A new way?

An ex-boyfriend once called me relentless. He meant it in a meanie way, but I saw it as a strength. I do not give up on things that I believe in. Ever. (I did end up giving up on him though).

Ever since I quit my full time job in 2011 to have my daughter, I have worked hard to build a small something up from nothing. Back when I was pushing a pram around every day with no money to do anything, I had a lot of time to think…and a lot more time to really take in everything around me. This is when I truly realised how rapidly my town centre was changing, and not neccessarily in a positive way. The calalyst for me was the realisation that we were heading for a future where independent businesses would no longer feature on the high street at all.

I have accepted and I understand that, in business, money talks. But this really and truly can’t be the only factor accounted for when so much is at stake. Quite simply, vibrant town centres are vital to every community on so many levels. My previous carreer working as a mental health support worker allowed me to see how important a strong sense of community is to a huge proportion of the population, and for a lot of people, their community spirit lay in the local businesses around them.

Empty retail units are not good; they devalue surrounding businesses and homes, as well as having negative consequenses on the town as a whole. But filling them with unsuitable businesses, or by not considering diversity, is just not working for anyone. Humans are pack animals and we want familiarity and continuity…but this does not have to come from charity shops, chain stores and big brands. I believe there is another way to make things work.

There are two main enemies to small businesses is – one, of course, is a beast that cannot be beaten, but the other needs to be fought. Internet shopping is not going to go away (although I do believe that people are beginning to realise that it is not The Answer to All, as they perhaps once though it was.) The other demon are business rates – a system of calculation that was invented by 3 blind monkeys and a piece of cheese. The way that councils decide what extortionate fee they will charge you for trying to make a living was set up years before the internet was even A Thing – since those days, the way people shop and consume has changed dramatically, yet this fact has never been accounted for when it comes to calculating business rates. How can this make sense? It should not be as hard as it is for people to set up viable businesses withn their own town centre.

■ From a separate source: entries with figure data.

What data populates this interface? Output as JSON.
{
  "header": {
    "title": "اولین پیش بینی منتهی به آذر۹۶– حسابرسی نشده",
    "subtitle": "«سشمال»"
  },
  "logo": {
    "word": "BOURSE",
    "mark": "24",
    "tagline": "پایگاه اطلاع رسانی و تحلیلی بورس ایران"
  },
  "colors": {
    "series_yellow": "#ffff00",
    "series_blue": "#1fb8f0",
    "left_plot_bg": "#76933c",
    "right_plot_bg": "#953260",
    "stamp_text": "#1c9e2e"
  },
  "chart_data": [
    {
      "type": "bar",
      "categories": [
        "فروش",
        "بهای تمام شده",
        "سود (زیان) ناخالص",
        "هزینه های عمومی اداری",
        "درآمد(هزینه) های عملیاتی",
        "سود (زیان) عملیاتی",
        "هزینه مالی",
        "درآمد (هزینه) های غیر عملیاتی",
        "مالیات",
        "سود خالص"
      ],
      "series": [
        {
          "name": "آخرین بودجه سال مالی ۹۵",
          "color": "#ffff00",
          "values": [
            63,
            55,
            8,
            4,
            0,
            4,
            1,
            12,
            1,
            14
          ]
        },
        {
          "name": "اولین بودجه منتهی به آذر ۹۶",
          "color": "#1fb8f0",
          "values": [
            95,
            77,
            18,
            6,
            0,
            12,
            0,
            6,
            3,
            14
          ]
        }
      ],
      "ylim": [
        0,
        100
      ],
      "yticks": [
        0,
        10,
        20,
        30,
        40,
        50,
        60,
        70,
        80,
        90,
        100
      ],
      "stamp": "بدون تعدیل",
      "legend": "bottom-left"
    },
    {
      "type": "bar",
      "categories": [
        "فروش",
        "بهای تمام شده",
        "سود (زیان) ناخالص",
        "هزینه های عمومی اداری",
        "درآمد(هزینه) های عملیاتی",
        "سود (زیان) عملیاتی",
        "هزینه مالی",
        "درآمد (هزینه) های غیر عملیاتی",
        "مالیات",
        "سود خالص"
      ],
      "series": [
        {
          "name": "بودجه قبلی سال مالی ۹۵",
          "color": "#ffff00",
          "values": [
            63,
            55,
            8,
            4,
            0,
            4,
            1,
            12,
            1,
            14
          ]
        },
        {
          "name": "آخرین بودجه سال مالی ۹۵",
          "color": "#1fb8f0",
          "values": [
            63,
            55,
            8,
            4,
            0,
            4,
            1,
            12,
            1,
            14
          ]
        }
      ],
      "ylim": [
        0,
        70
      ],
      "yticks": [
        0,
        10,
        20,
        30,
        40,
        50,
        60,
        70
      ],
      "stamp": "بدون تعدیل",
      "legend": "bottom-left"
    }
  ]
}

For the past 3 years I have been dreaming and now I am awake. I now have a shop which benefits a large number of people and it is a shop which has the potential to truly work long term. It is also a shop which local people express their appreciation for – just today we had a lady say that she had come over from a neighbouring suburb specifically to visit us, and another lady who said we had one of the best collections of vintage stock she had ever seen. Because of all the traders who have put their faith in this project by selling their work through us, the shop looks amazing and I am so proud of it every day. And because of this I vow to do everything I can to keep hold of it.

When the time comes, please can I ask everyone who trades at, or who supports, the CAM Hub & Autumn’s Vintage Boutique to sign our petition to help prove to the landlord that this the sort of shop that the people of Chorlton want, rather than yet another charity shop (charity shops get an 80% business rates relief, enabling them to be able to pay top whack for the rental rates – this is something that I just can’t compete with at this stage). So, please keep tweeting, facebooking, instagramming and telling everyone about the shop – this is a shop which makes money for 60 individuals and small businesses, and one which benefits the local economy in ways which yet another charity shop wouldn’t do. As wrong as it may sound, please help us to fight the evil plague of charity shops!